Les valeurs cultivées quotidiennement par les Armées, – courage, discipline, camaraderie, esprit de corps, abnégation, sens de l’effort, goût du travail bien fait, caractère sacré de la mission -, sont des valeurs auxquelles sont sensibles les Français. Sans doute ressentent-ils leur absence ou insuffisance au sein de la société actuelle. Ils devinent confusément que notre pays ne peut relever les défis et gagner que si ses dirigeants sont capables de les mobiliser, de susciter leur adhésion à un projet collectif qui les dépasse et qui soit beaucoup plus que la somme des intérêts individuels ; mais surtout ils exigent une élite qui montre l’exemple du courage et de l’abnégation, de la primauté du bien commun et de l’intérêt général.

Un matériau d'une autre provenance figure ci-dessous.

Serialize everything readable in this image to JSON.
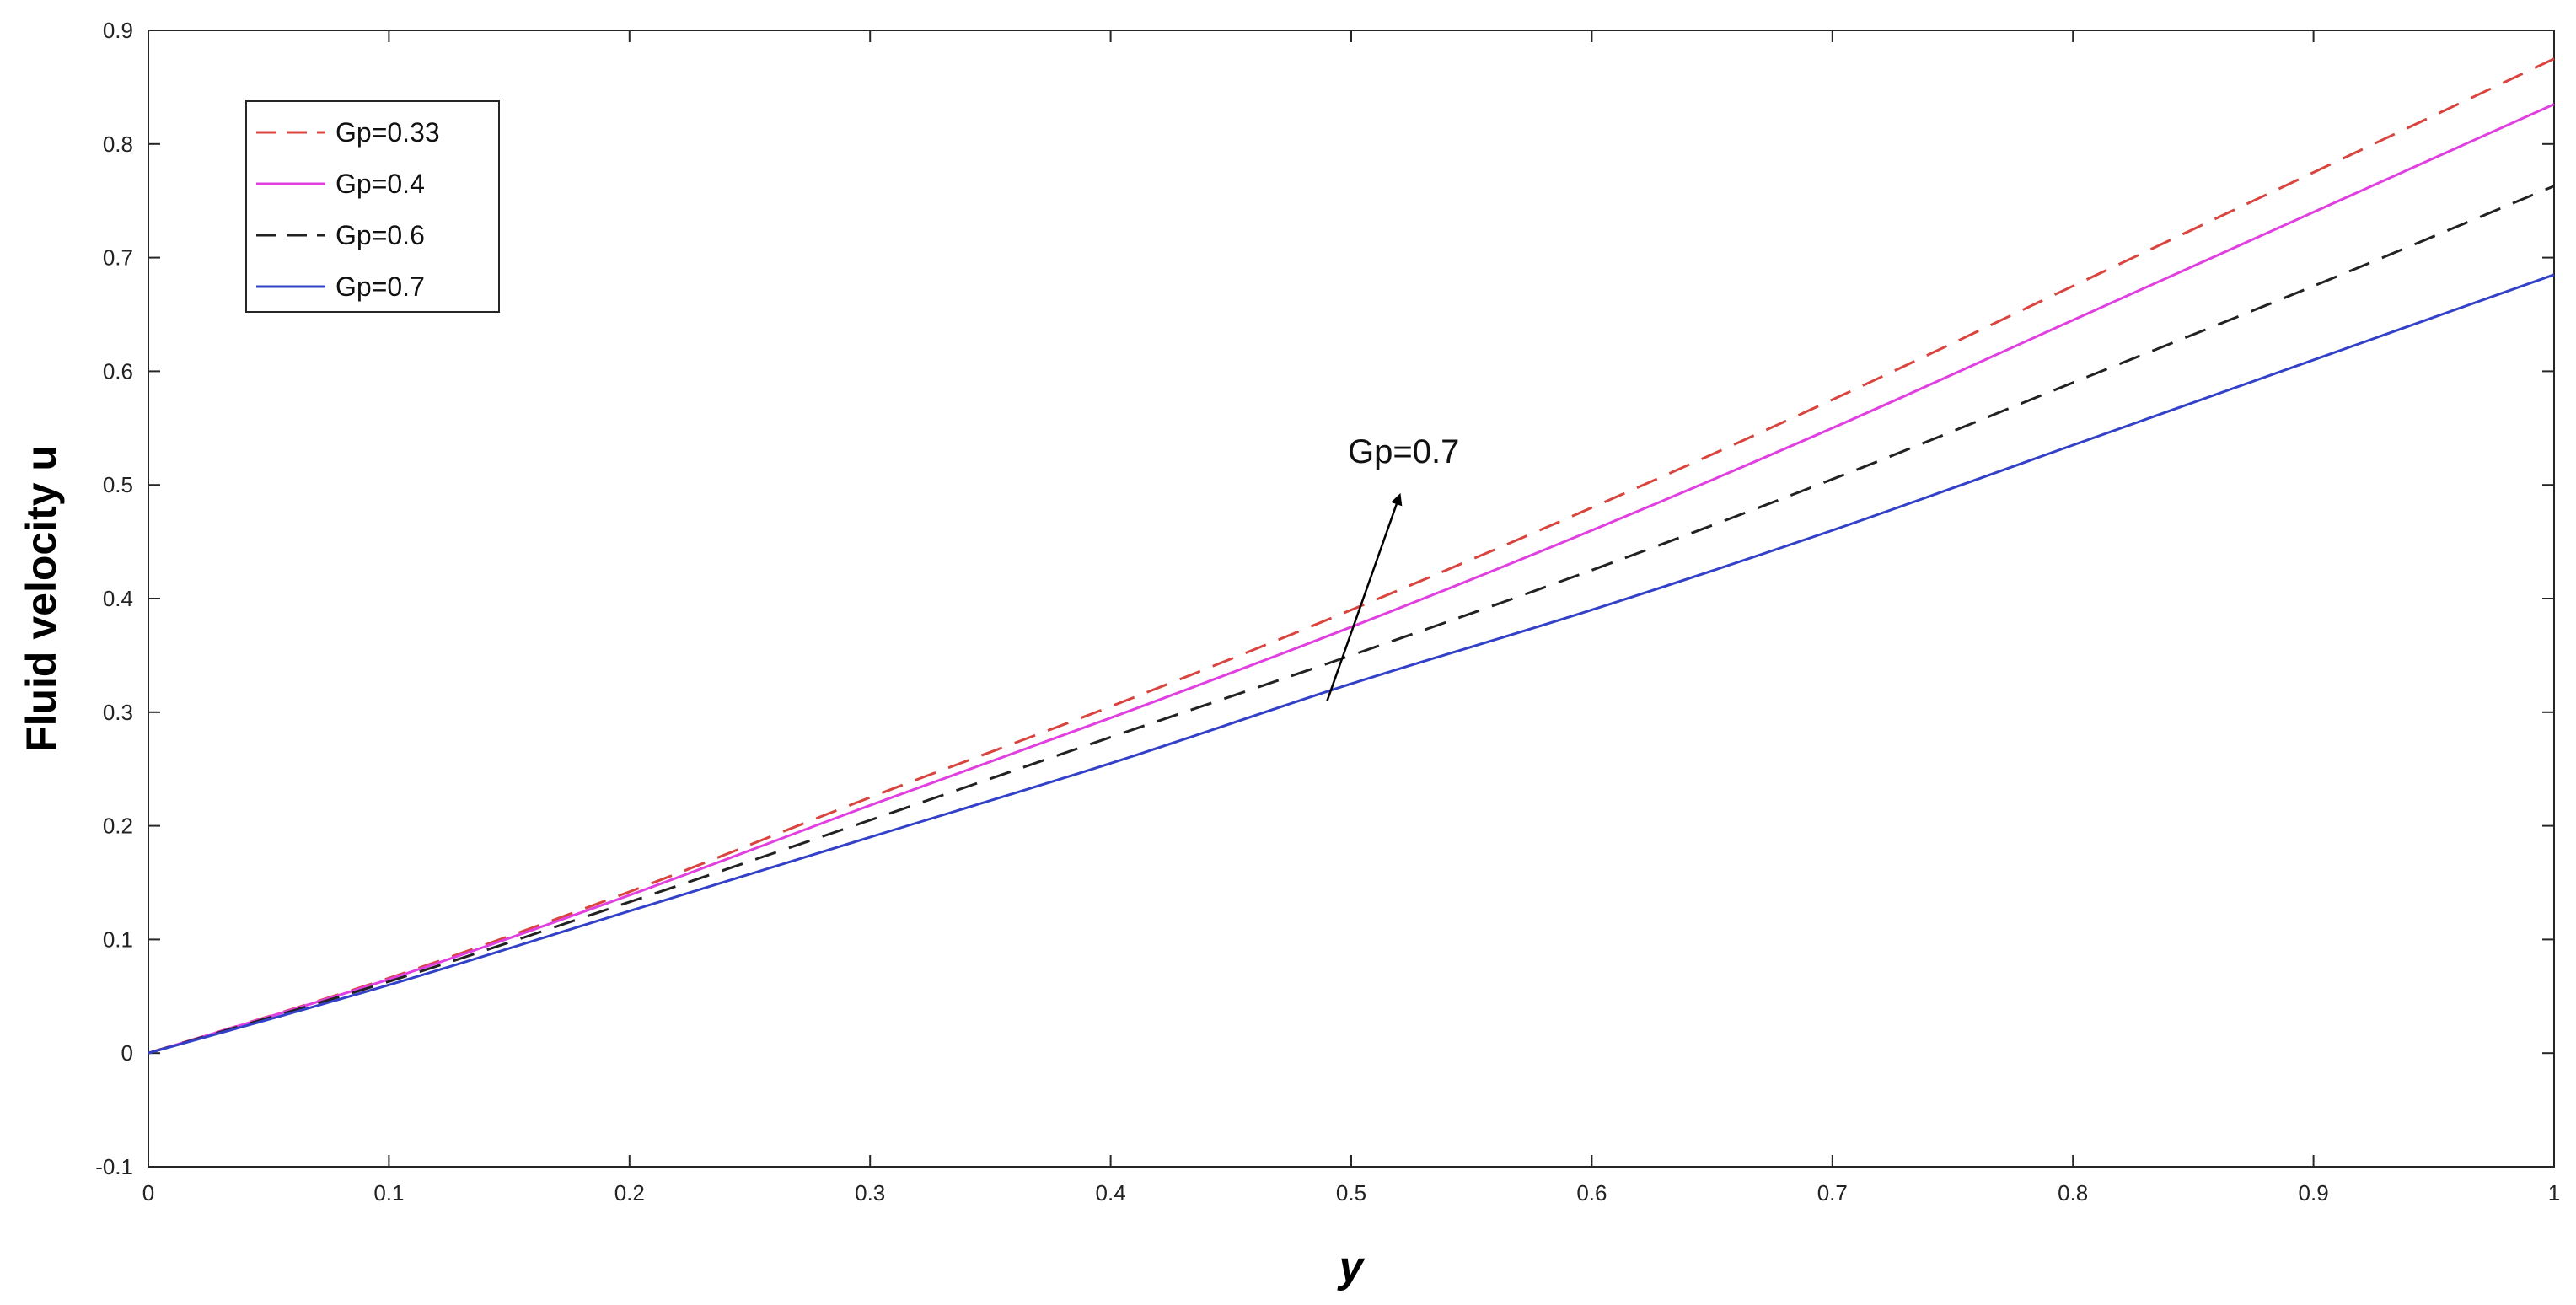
{
  "chart_data": {
    "type": "line",
    "title": "",
    "xlabel": "y",
    "ylabel": "Fluid velocity u",
    "xlim": [
      0,
      1
    ],
    "ylim": [
      -0.1,
      0.9
    ],
    "xticks": [
      "0",
      "0.1",
      "0.2",
      "0.3",
      "0.4",
      "0.5",
      "0.6",
      "0.7",
      "0.8",
      "0.9",
      "1"
    ],
    "yticks": [
      "-0.1",
      "0",
      "0.1",
      "0.2",
      "0.3",
      "0.4",
      "0.5",
      "0.6",
      "0.7",
      "0.8",
      "0.9"
    ],
    "grid": false,
    "legend_position": "top-left",
    "x": [
      0,
      0.1,
      0.2,
      0.3,
      0.4,
      0.5,
      0.6,
      0.7,
      0.8,
      0.9,
      1.0
    ],
    "series": [
      {
        "name": "Gp=0.33",
        "color": "#d9443f",
        "dash": "dashed",
        "values": [
          0,
          0.066,
          0.142,
          0.225,
          0.305,
          0.39,
          0.48,
          0.575,
          0.675,
          0.775,
          0.875
        ]
      },
      {
        "name": "Gp=0.4",
        "color": "#e040e0",
        "dash": "solid",
        "values": [
          0,
          0.065,
          0.139,
          0.218,
          0.295,
          0.375,
          0.46,
          0.55,
          0.645,
          0.74,
          0.835
        ]
      },
      {
        "name": "Gp=0.6",
        "color": "#222222",
        "dash": "dashed",
        "values": [
          0,
          0.063,
          0.133,
          0.205,
          0.278,
          0.35,
          0.425,
          0.505,
          0.59,
          0.675,
          0.763
        ]
      },
      {
        "name": "Gp=0.7",
        "color": "#3340c8",
        "dash": "solid",
        "values": [
          0,
          0.06,
          0.125,
          0.19,
          0.255,
          0.325,
          0.39,
          0.46,
          0.535,
          0.61,
          0.685
        ]
      }
    ],
    "annotation": {
      "text": "Gp=0.7",
      "text_x": 0.5,
      "text_y": 0.53,
      "arrow_from": [
        0.49,
        0.31
      ],
      "arrow_to": [
        0.52,
        0.49
      ]
    }
  }
}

Alors, en ce 14 juillet 2019, il appartient à chaque Français et en priorité à nos responsables politiques de s’interroger sur leurs devoirs avant de faire valoir leurs droits, leurs privilèges et leurs intérêts personnels. Il nous faut retrouver tous, sans exception, le sens du devoir d’état, du service et plus que jamais du courage sans lequel, comme le disait Napoléon qui savait de quoi il parlait, « Un homme sans courage est une chose ».